As another writer warns in our headline picks this week,
Our number one criticism of Trump was that he enabled the deep state by empowering people into positions of power who furthered the globalist agenda…. But now I’m seeing picks that reflect our earliest criticisms. Some of these are really bad. Some are OK, some are good. So as a member of this coalition I raised the alarm.

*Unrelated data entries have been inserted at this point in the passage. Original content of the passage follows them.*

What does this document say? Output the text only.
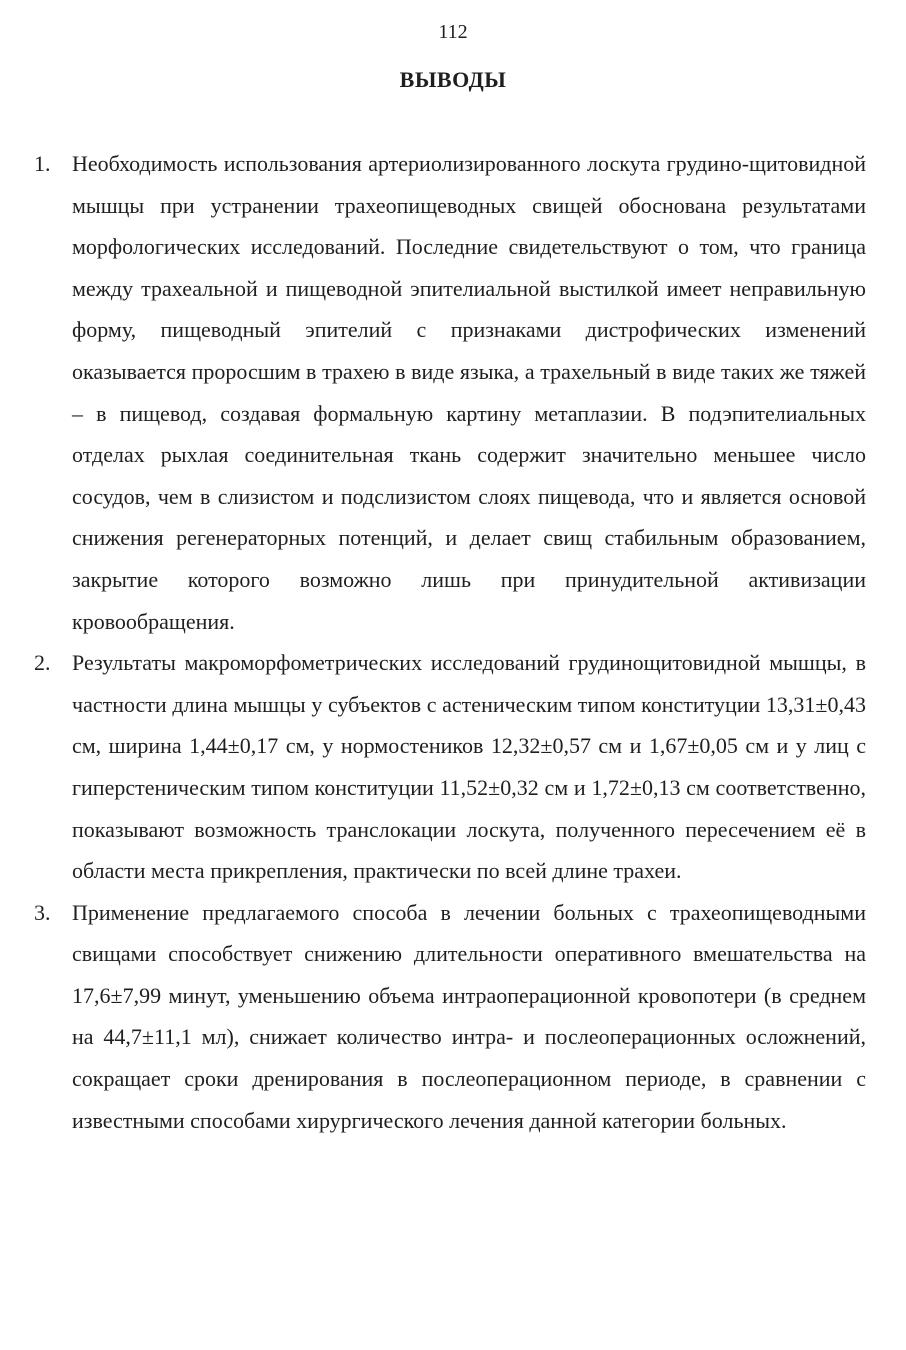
112
ВЫВОДЫ
1. Необходимость использования артериолизированного лоскута грудино-щитовидной мышцы при устранении трахеопищеводных свищей обоснована результатами морфологических исследований. Последние свидетельствуют о том, что граница между трахеальной и пищеводной эпителиальной выстилкой имеет неправильную форму, пищеводный эпителий с признаками дистрофических изменений оказывается проросшим в трахею в виде языка, а трахельный в виде таких же тяжей – в пищевод, создавая формальную картину метаплазии. В подэпителиальных отделах рыхлая соединительная ткань содержит значительно меньшее число сосудов, чем в слизистом и подслизистом слоях пищевода, что и является основой снижения регенераторных потенций, и делает свищ стабильным образованием, закрытие которого возможно лишь при принудительной активизации кровообращения.
2. Результаты макроморфометрических исследований грудинощитовидной мышцы, в частности длина мышцы у субъектов с астеническим типом конституции 13,31±0,43 см, ширина 1,44±0,17 см, у нормостеников 12,32±0,57 см и 1,67±0,05 см и у лиц с гиперстеническим типом конституции 11,52±0,32 см и 1,72±0,13 см соответственно, показывают возможность транслокации лоскута, полученного пересечением её в области места прикрепления, практически по всей длине трахеи.
3. Применение предлагаемого способа в лечении больных с трахеопищеводными свищами способствует снижению длительности оперативного вмешательства на 17,6±7,99 минут, уменьшению объема интраоперационной кровопотери (в среднем на 44,7±11,1 мл), снижает количество интра- и послеоперационных осложнений, сокращает сроки дренирования в послеоперационном периоде, в сравнении с известными способами хирургического лечения данной категории больных.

I am of the same mind to raise the alarm. Some of Trump’s picks are interesting and may be good; and, fortunately, the options that look bad on the surface are only under consideration; so he may not even pick them. I’ll research them deeper if he does.
The war front
In terms of Trump’s war cabinet during a time of many wars with US involvement, I’m going to just quote an article from 321Gold.com:
But all that hope of the non-interventionists / libertarians lasted for less than a week. Consider Trump’s key appointments made so far.
I. John Rubio, as the Secretary of State, would be a continuation of Pompeo.
II. Elise Stefanik would be a continuation of Nikki Haley for the role of US ambassador to the UN.
III. Mike Waltz, as the National Security Advisor, is as Neocon as one can possibly be. Waltz had worked as an Advisor to both Donald Rumsfeld and Dick Cheney – the two most war-mongering Republicans of the recent past.
IV. Pete Hegseth, Trump’s choice for Secretary of Defense, is far from Trump’s stated anti-war position. Pete is an out-right military expansionist and has advocated for “rewriting the rules of war” to ensure the US military’s success.
After these four appointments, objective observers should have little doubt that
Trump 2.0 will continue Trump 1.0 from a policy perspective. Whatever ideological chasms they had imagined between Trump and the previous administrations are non-existent in the current setup. There cannot be any doubt remaining after these appointments.
We’ll have to see what additional appointments Trump chooses, but it looks like a mixed bag right now with about half of them looking like they could be the same old terrible we’ve always known. (And before you jump all over me for being critical of some of Trump’s choices, just remember lots of people jumped all over me four years ago, too; and there is not a statement I’d take back now after seeing how those cabinet choices played out so bad that Trump, himself, fired nearly all of them or kicked their butts out the door as they resigned.)